Alors que les grandes entreprises commencent à rencontrer des limites à la croissance de leurs cours de Bourse, il est préférable de vous positionner sur une catégorie d’actifs bien différente.
L’apparition du grand marché haussier des matières premières entamé en 2000 (lorsque la Chine a intégré l’OMC) avait coïncidé avec l’éclatement de la bulle internet. Cette tendance haussière a duré jusqu’en 2012.
Le prix de l’or exprimé en dollars a atteint un sommet en 2011. Soit à peu près au moment où Mario Draghi, ancien de Goldman Saches et actuellement Premier ministre de l’Italie, est devenu président de la Banque centrale européenne.
En juillet 2012, Mario Draghi a déclaré qu’il ferait « tout ce qu’il faut » pour sauver l’euro et mettre fin à la crise des dettes souveraines européennes.
Le bilan de la BCE était juste en dessous de 2 000 Mds€ en mi-2011. En juin 2012, il avait augmenté de 63% à 3 100 Mds€. Dit autrement, la BCE a envoyé un raz de marée de monnaie qui a coïncidé avec le sommet de l’or exprimé en dollars.
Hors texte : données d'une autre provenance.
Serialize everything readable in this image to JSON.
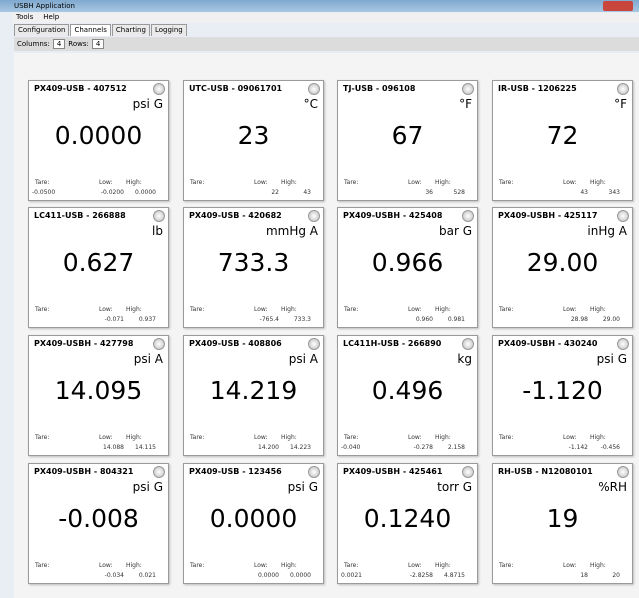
{
  "window": {
    "title": "USBH Application"
  },
  "menu": [
    "Tools",
    "Help"
  ],
  "tabs": [
    "Configuration",
    "Channels",
    "Charting",
    "Logging"
  ],
  "grid_controls": {
    "columns_label": "Columns:",
    "columns": "4",
    "rows_label": "Rows:",
    "rows": "4"
  },
  "field_labels": {
    "tare": "Tare:",
    "low": "Low:",
    "high": "High:"
  },
  "channels": [
    {
      "name": "PX409-USB - 407512",
      "unit": "psi G",
      "value": "0.0000",
      "tare": "-0.0500",
      "low": "-0.0200",
      "high": "0.0000"
    },
    {
      "name": "UTC-USB - 09061701",
      "unit": "°C",
      "value": "23",
      "low": "22",
      "high": "43"
    },
    {
      "name": "TJ-USB - 096108",
      "unit": "°F",
      "value": "67",
      "low": "36",
      "high": "528"
    },
    {
      "name": "IR-USB - 1206225",
      "unit": "°F",
      "value": "72",
      "low": "43",
      "high": "343"
    },
    {
      "name": "LC411-USB - 266888",
      "unit": "lb",
      "value": "0.627",
      "low": "-0.071",
      "high": "0.937"
    },
    {
      "name": "PX409-USB - 420682",
      "unit": "mmHg A",
      "value": "733.3",
      "low": "-765.4",
      "high": "733.3"
    },
    {
      "name": "PX409-USBH - 425408",
      "unit": "bar G",
      "value": "0.966",
      "low": "0.960",
      "high": "0.981"
    },
    {
      "name": "PX409-USBH - 425117",
      "unit": "inHg A",
      "value": "29.00",
      "low": "28.98",
      "high": "29.00"
    },
    {
      "name": "PX409-USBH - 427798",
      "unit": "psi A",
      "value": "14.095",
      "low": "14.088",
      "high": "14.115"
    },
    {
      "name": "PX409-USB - 408806",
      "unit": "psi A",
      "value": "14.219",
      "low": "14.200",
      "high": "14.223"
    },
    {
      "name": "LC411H-USB - 266890",
      "unit": "kg",
      "value": "0.496",
      "tare": "-0.040",
      "low": "-0.278",
      "high": "2.158"
    },
    {
      "name": "PX409-USBH - 430240",
      "unit": "psi G",
      "value": "-1.120",
      "low": "-1.142",
      "high": "-0.456"
    },
    {
      "name": "PX409-USBH - 804321",
      "unit": "psi G",
      "value": "-0.008",
      "low": "-0.034",
      "high": "0.021"
    },
    {
      "name": "PX409-USB - 123456",
      "unit": "psi G",
      "value": "0.0000",
      "low": "0.0000",
      "high": "0.0000"
    },
    {
      "name": "PX409-USBH - 425461",
      "unit": "torr G",
      "value": "0.1240",
      "tare": "0.0021",
      "low": "-2.8258",
      "high": "4.8715"
    },
    {
      "name": "RH-USB - N12080101",
      "unit": "%RH",
      "value": "19",
      "low": "18",
      "high": "20"
    }
  ]
}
Quand la Réserve fédérale a annoncé son troisième assouplissement monétaire (QE) en septembre 2012 (40 Mds$ mensuel d’achat d’actions) et l’a augmenté à 85 Mds$ par mois en décembre (tout en indiquant conserver ses taux à zéro durant un an), la tendance haussière des matières premières s’est rompue. Le prix du pétrole a culminé à 150 $ le baril en 2014, avant de retomber et la chute du prix des actifs réels s’est accélérée.
Tous ces QE ont nourri essentiellement l’inflation massive du prix des actifs financiers que nous constatons maintenant.
Des valorisations stratosphériques
« Massive de combien », vous demandez-vous ?
Eh bien, Apple n’est pas un pays, mais sa capitalisation était il y a encore quelques semaines plus importante que les PIB du Royaume-Uni ou de la France, à 2 900 Mds$. Si vous y ajoutez les capitalisations de Microsoft, Google, Amazon et Tesla, ces cinq plus grosses entreprises américaines cotées du secteur technologique ont une capitalisation légèrement supérieure à 10 000 Mds$, soit 50% du PIB américain.
C’est une énorme concentration de liquidités dans seulement 5 entreprises. Ces 5 entreprises représentent aussi à elles seules 25% de la capitalisation du S&P 500.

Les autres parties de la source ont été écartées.